Je farfouille dans mes papiers, j’essaie de
comprendre ce que je fous là, je bâille, j’essaye de
faire l’intéressé, mais je pique du nez, ça me fait
vraiment trop chier.
- Et donc, Julien, tu en penses quoi ?
Putain putain putain mais de *quoi* il parle là ? J’ai
pas suivi, pensé-je. Ça me concerne ? Vraiment ?
- Bin, euh… Oui, je suis plutôt d’accord.
- Très bien. C’est noté.
- Ok.
Mais bordel qu’est-ce qui est noté, merde ? Ça va
encore me retomber dessus, cette histoire.
Franchement, je comprends même pas de quoi on
parle, là.
L’heure tourne. Tout le monde se crêpe le chignon
sur des détails absurdes. Je bâille discrétos. Je me
balance sur la chaise. Je me fais craquer les doigts.

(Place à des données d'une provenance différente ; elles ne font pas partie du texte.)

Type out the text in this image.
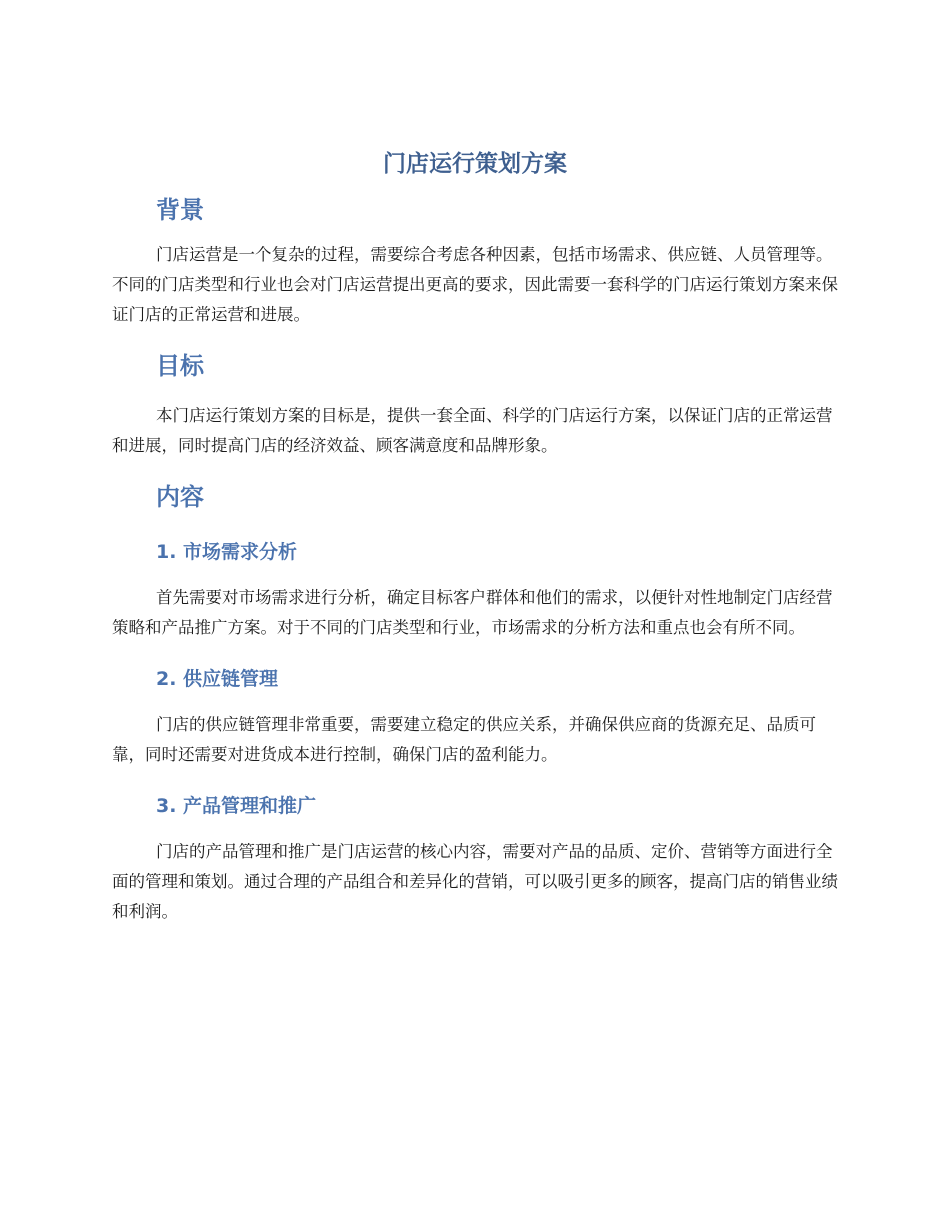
门店运行策划方案
背景

门店运营是一个复杂的过程，需要综合考虑各种因素，包括市场需求、供应链、人员管理等。不同的门店类型和行业也会对门店运营提出更高的要求，因此需要一套科学的门店运行策划方案来保证门店的正常运营和进展。

目标

本门店运行策划方案的目标是，提供一套全面、科学的门店运行方案，以保证门店的正常运营和进展，同时提高门店的经济效益、顾客满意度和品牌形象。

内容
1. 市场需求分析

首先需要对市场需求进行分析，确定目标客户群体和他们的需求，以便针对性地制定门店经营策略和产品推广方案。对于不同的门店类型和行业，市场需求的分析方法和重点也会有所不同。

2. 供应链管理

门店的供应链管理非常重要，需要建立稳定的供应关系，并确保供应商的货源充足、品质可靠，同时还需要对进货成本进行控制，确保门店的盈利能力。

3. 产品管理和推广

门店的产品管理和推广是门店运营的核心内容，需要对产品的品质、定价、营销等方面进行全面的管理和策划。通过合理的产品组合和差异化的营销，可以吸引更多的顾客，提高门店的销售业绩和利润。
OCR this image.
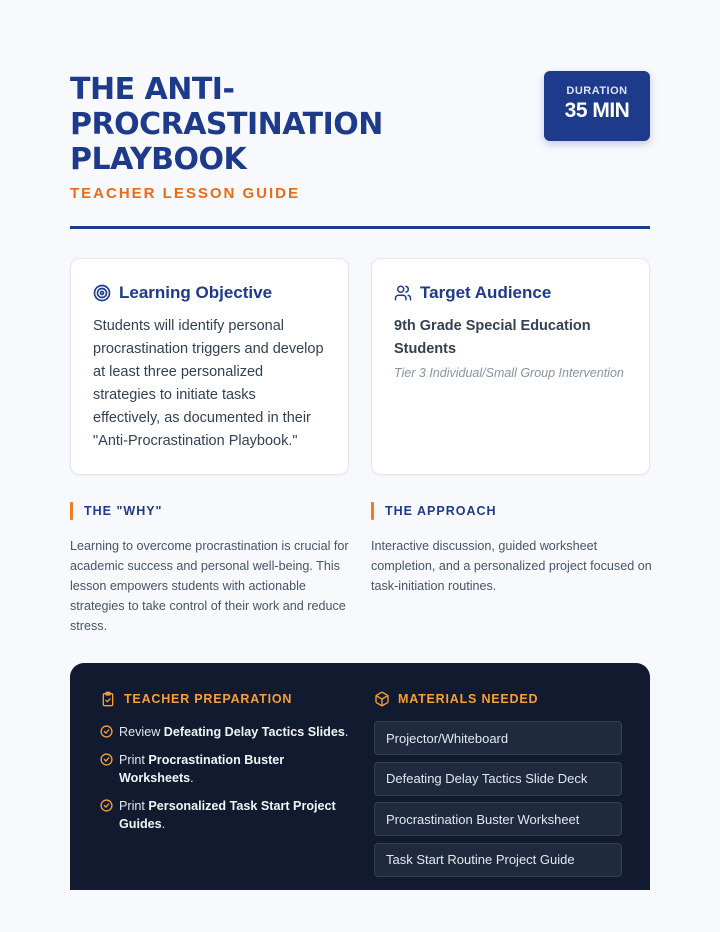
THE ANTI-
PROCRASTINATION
PLAYBOOK
TEACHER LESSON GUIDE
DURATION
35 MIN
Learning Objective

Students will identify personal procrastination triggers and develop at least three personalized strategies to initiate tasks effectively, as documented in their "Anti-Procrastination Playbook."

Target Audience
9th Grade Special Education Students
Tier 3 Individual/Small Group Intervention
THE "WHY"

Learning to overcome procrastination is crucial for academic success and personal well-being. This lesson empowers students with actionable strategies to take control of their work and reduce stress.

THE APPROACH

Interactive discussion, guided worksheet completion, and a personalized project focused on task-initiation routines.

TEACHER PREPARATION
Review Defeating Delay Tactics Slides.
Print Procrastination Buster Worksheets.
Print Personalized Task Start Project Guides.
MATERIALS NEEDED
Projector/Whiteboard
Defeating Delay Tactics Slide Deck
Procrastination Buster Worksheet
Task Start Routine Project Guide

Je regarde le débutant, qui prend des notes à toute
vitesse. Apparemment, c’est lui qui est de corvée pour
la rédaction du compte-rendu de réunion.
Classique.
Je jette un œil à Yvonne, l’aigrie qui pinaille sur tout
et qui a toujours raison (25 ans de métier, monsieur !).
Jean-Jacques, lui, je ne sais comment, semble
*réellement* passionné par ce qui se passe.
Sincèrement, quoi. Quelque part, ce mec est un
surhomme : comment peut-on s’intéresser à un truc
aussi chiant que le conditionnement en palettes de
boîtes de conserves de petit-pois ? De temps en
temps, il y a un blanc, on me regarde, je marmonne un
truc, et la discussion repart. C’est incroyable de voir à
quel point je ne suis pas foutu de suivre. Il n’y a pas
*une seule* fois où j’ai répondu à une question en
sachant de quoi il retournait.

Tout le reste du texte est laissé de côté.